This is not the first time that Shiv Sainiks rebelled from the party and surprisingly most of them left Sena because of Uddhav Thackeray. Grassroot level leader Chagan Bhujbal had started his political career with the Shiv Sena, but left the party in 1991 and joined the Congress. Later, after Sharad Pawar decided to split from the Congress and form his own party, the Nationalist Congress Party (NCP), Bhujbal went along with him. Bhujbal was upset with Manohar Joshi’s increasing stature in the party and said he wanted to form Shiv Sena(B). Bhujbal was instantly sacked by Bal Thackeray. Sixteen MLAs who also left the party later wanted to retract but the Speaker didn’t accept it.

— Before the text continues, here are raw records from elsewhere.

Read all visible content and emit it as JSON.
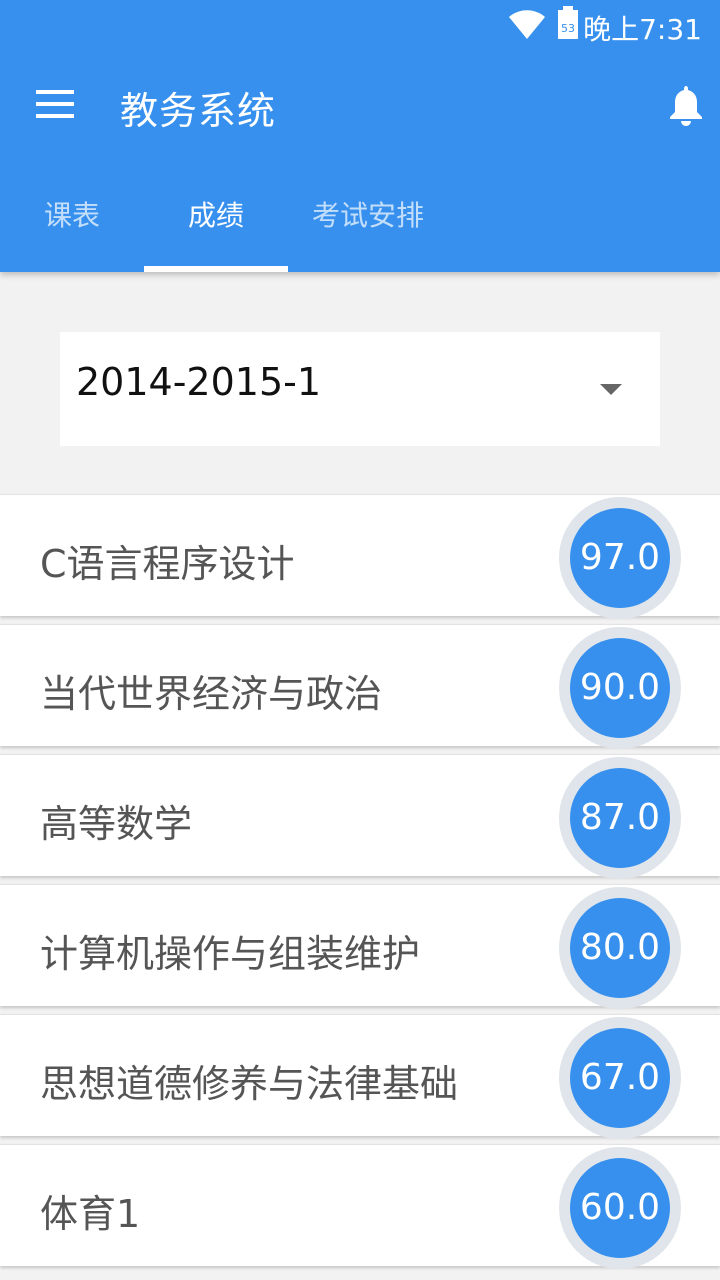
{
  "status_bar": {
    "time": "晚上7:31",
    "battery_level": "53"
  },
  "header": {
    "title": "教务系统"
  },
  "tabs": [
    {
      "label": "课表"
    },
    {
      "label": "成绩",
      "active": true
    },
    {
      "label": "考试安排"
    }
  ],
  "term_selector": {
    "value": "2014-2015-1"
  },
  "grades": [
    {
      "course": "C语言程序设计",
      "score": "97.0"
    },
    {
      "course": "当代世界经济与政治",
      "score": "90.0"
    },
    {
      "course": "高等数学",
      "score": "87.0"
    },
    {
      "course": "计算机操作与组装维护",
      "score": "80.0"
    },
    {
      "course": "思想道德修养与法律基础",
      "score": "67.0"
    },
    {
      "course": "体育1",
      "score": "60.0"
    }
  ],
  "colors": {
    "primary": "#3790ee",
    "ring": "#dfe5ea",
    "background": "#f2f2f2"
  },
  "icons": [
    "wifi-icon",
    "battery-icon",
    "menu-icon",
    "bell-icon",
    "dropdown-arrow-icon"
  ]
}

In 2005, Uddhav Thackeray’s cousin, Raj Thackeray quit the Shiv Sena due to his fight with Uddhav Thackrey. Another big incident came in July 2005 after a direct fight between Narayan Rane and Uddhav Thackeray. Rane saw Uddhav Thackeray’s emergence eclipsing his political life and wanted to split the party with 40 of 62 MLAs, an attempt finally foiled by the Shiv Sena. Later, 12 MLAs defied the party whip and joined the Congress along with Rane. Relations between Thackeray and Rane finally ruptured completely in 2005, when Rane submitted his resignation from the party. In response Thackeray and Shiv Sena expelled Rane from the party on 3 July 2005, accusing Rane of “gangsterism” and “betrayal of the party. Chhagan Bhujbal, Narayan Rane, Raj Thackeray and now Eknath Shinde.

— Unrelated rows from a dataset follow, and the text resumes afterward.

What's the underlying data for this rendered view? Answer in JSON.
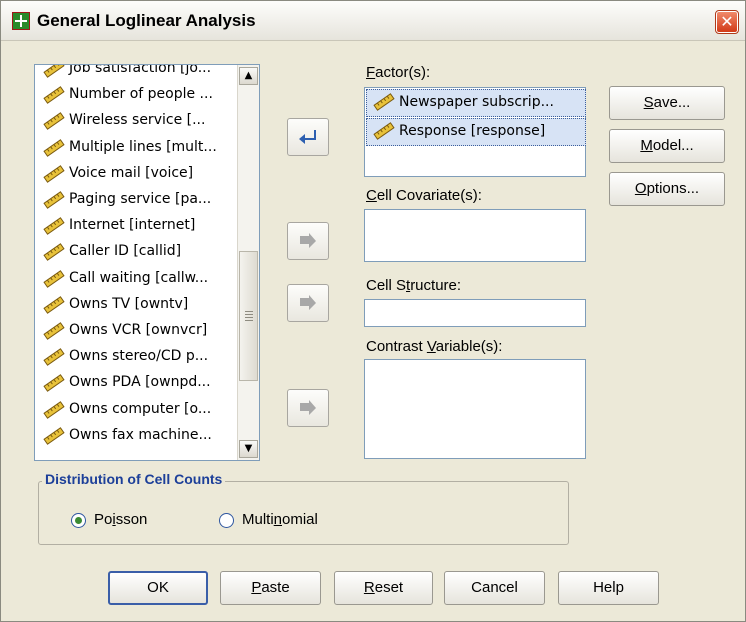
{
  "window": {
    "title": "General Loglinear Analysis",
    "close_glyph": "✕"
  },
  "source_list": {
    "items": [
      {
        "label": "Job satisfaction [jo...",
        "icon": "ruler-pencil-icon"
      },
      {
        "label": "Number of people ...",
        "icon": "ruler-pencil-icon"
      },
      {
        "label": "Wireless service [...",
        "icon": "ruler-pencil-icon"
      },
      {
        "label": "Multiple lines [mult...",
        "icon": "ruler-pencil-icon"
      },
      {
        "label": "Voice mail [voice]",
        "icon": "ruler-pencil-icon"
      },
      {
        "label": "Paging service [pa...",
        "icon": "ruler-pencil-icon"
      },
      {
        "label": "Internet [internet]",
        "icon": "ruler-pencil-icon"
      },
      {
        "label": "Caller ID [callid]",
        "icon": "ruler-pencil-icon"
      },
      {
        "label": "Call waiting [callw...",
        "icon": "ruler-pencil-icon"
      },
      {
        "label": "Owns TV [owntv]",
        "icon": "ruler-pencil-icon"
      },
      {
        "label": "Owns VCR [ownvcr]",
        "icon": "ruler-pencil-icon"
      },
      {
        "label": "Owns stereo/CD p...",
        "icon": "ruler-pencil-icon"
      },
      {
        "label": "Owns PDA [ownpd...",
        "icon": "ruler-pencil-icon"
      },
      {
        "label": "Owns computer [o...",
        "icon": "ruler-pencil-icon"
      },
      {
        "label": "Owns fax machine...",
        "icon": "ruler-pencil-icon"
      }
    ],
    "scroll_up_glyph": "▲",
    "scroll_down_glyph": "▼"
  },
  "factors": {
    "label_prefix": "",
    "label_mnemonic": "F",
    "label_rest": "actor(s):",
    "items": [
      {
        "label": "Newspaper subscrip...",
        "icon": "ruler-pencil-icon"
      },
      {
        "label": "Response [response]",
        "icon": "ruler-pencil-icon"
      }
    ]
  },
  "cell_covariates": {
    "label_mnemonic": "C",
    "label_rest": "ell Covariate(s):"
  },
  "cell_structure": {
    "label_before": "Cell S",
    "label_mnemonic": "t",
    "label_after": "ructure:",
    "value": ""
  },
  "contrast_variables": {
    "label_before": "Contrast ",
    "label_mnemonic": "V",
    "label_after": "ariable(s):"
  },
  "side_buttons": {
    "save": {
      "mnemonic": "S",
      "rest": "ave..."
    },
    "model": {
      "mnemonic": "M",
      "rest": "odel..."
    },
    "options": {
      "mnemonic": "O",
      "rest": "ptions..."
    }
  },
  "distribution": {
    "title": "Distribution of Cell Counts",
    "poisson": {
      "before": "Po",
      "mnemonic": "i",
      "after": "sson",
      "checked": true
    },
    "multinomial": {
      "before": "Multi",
      "mnemonic": "n",
      "after": "omial",
      "checked": false
    }
  },
  "bottom_buttons": {
    "ok": "OK",
    "paste": {
      "mnemonic": "P",
      "rest": "aste"
    },
    "reset": {
      "mnemonic": "R",
      "rest": "eset"
    },
    "cancel": "Cancel",
    "help": "Help"
  },
  "colors": {
    "dialog_bg": "#ece9d8",
    "group_title": "#1c3f99",
    "selection_bg": "#d7e3f5",
    "move_arrow_active": "#2d5fb0",
    "move_arrow_disabled": "#a8a8a8"
  },
  "icons": {
    "move_factor": "arrow-left-icon",
    "move_covariate": "arrow-right-icon",
    "move_structure": "arrow-right-icon",
    "move_contrast": "arrow-right-icon"
  }
}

Rane was made a minister in the NCP-Congress government led by Vilasrao Deshmukh. Till the time Balasaheb Thackeray was alive, he could control the damage done by Uddhav but now there is no veteran in Shiv Sena to control Uddhav and his temperament. Above all, the leaders of the Uddhav generation all are of his age and they refuse to bow down to undue weight. The era under Balasaheb’s leadership was way different than the present time under Uddhav’s headship.
With the support of more than 35 MLAs, the coalition government is now in real trouble. Uddhav Thackeray may lose power instead of heeding to rebel leader Eknath Shinde’s demand that the party drop the alliance, and jointly revive its alliance with the BJP and the Maharashtra government. When the current alliance was formed in 2019, the sole credit was given to Sharad Pawar, the old warhorse. It was assumed that as long as he was on board, the alliance would survive. But now a crisis has enveloped the government and he has said it is an internal matter of the Shiv Sena. He silently washed his hands off the crisis or maybe he is unable to resolve the mishap.
Shiv Sena dissident leader Eknath Shinde, claims the support of 40 MLAs — 33 Shiv Sena and seven independents, while the picture shared by the Shinde camp has only 35 MLAs. The political crisis in the state began a day after the MLC elections when some MVA MLAs cross-voted in the favour of BJP. The Shiv Sena, which heads the MVA government, has 55 MLAs, followed by allies NCP (53) and the Congress (44) in the 288-member Maharashtra assembly where the current simple majority mark is 144.
The Shiv Sena had walked out of a pre-poll alliance with the BJP after the 2019 assembly elections to form the government with Sharad Pawar’s NCP and the Congress following differences with the BJP on the chief minister’s post. There was unease in a section of the Shiv Sena over the growing stature of Aaditya Thackeray, Uddhav’s son and minister, in party affairs.
Shinde and his followers have stepped up their rebellion with a letter to the Governor and Deputy Speaker in the state assembly. The letter by 34 rebel MLAs — four of them Independents — declares Shinde their leader. Besides appointing Shinde, the leader of the Shiv Sena Legislature Party, the rebel faction, in a resolution, said there is “enormous discontent” among the party cadre over the alliance with ideologically opposed Congress and Sharad Pawar’s NCP. It also claimed “great dissatisfaction” over corruption in the government, corruption by ministers like Nawab Malik and former minister Anil Deshmukh and administrative issues.
The Sena has 55 MLAs, of whom 40 are learnt to be with Eknath Shinde. If they resign, the Sena’s number comes down to 15. To make his claim that he heads the real Sena official, Mr Shinde has to approach the Election Commission, which will adjudicate the dispute. Eknath Shinde can split the party in the assembly but needs the support of at least 37 MLAs to protect them from the anti-defection law.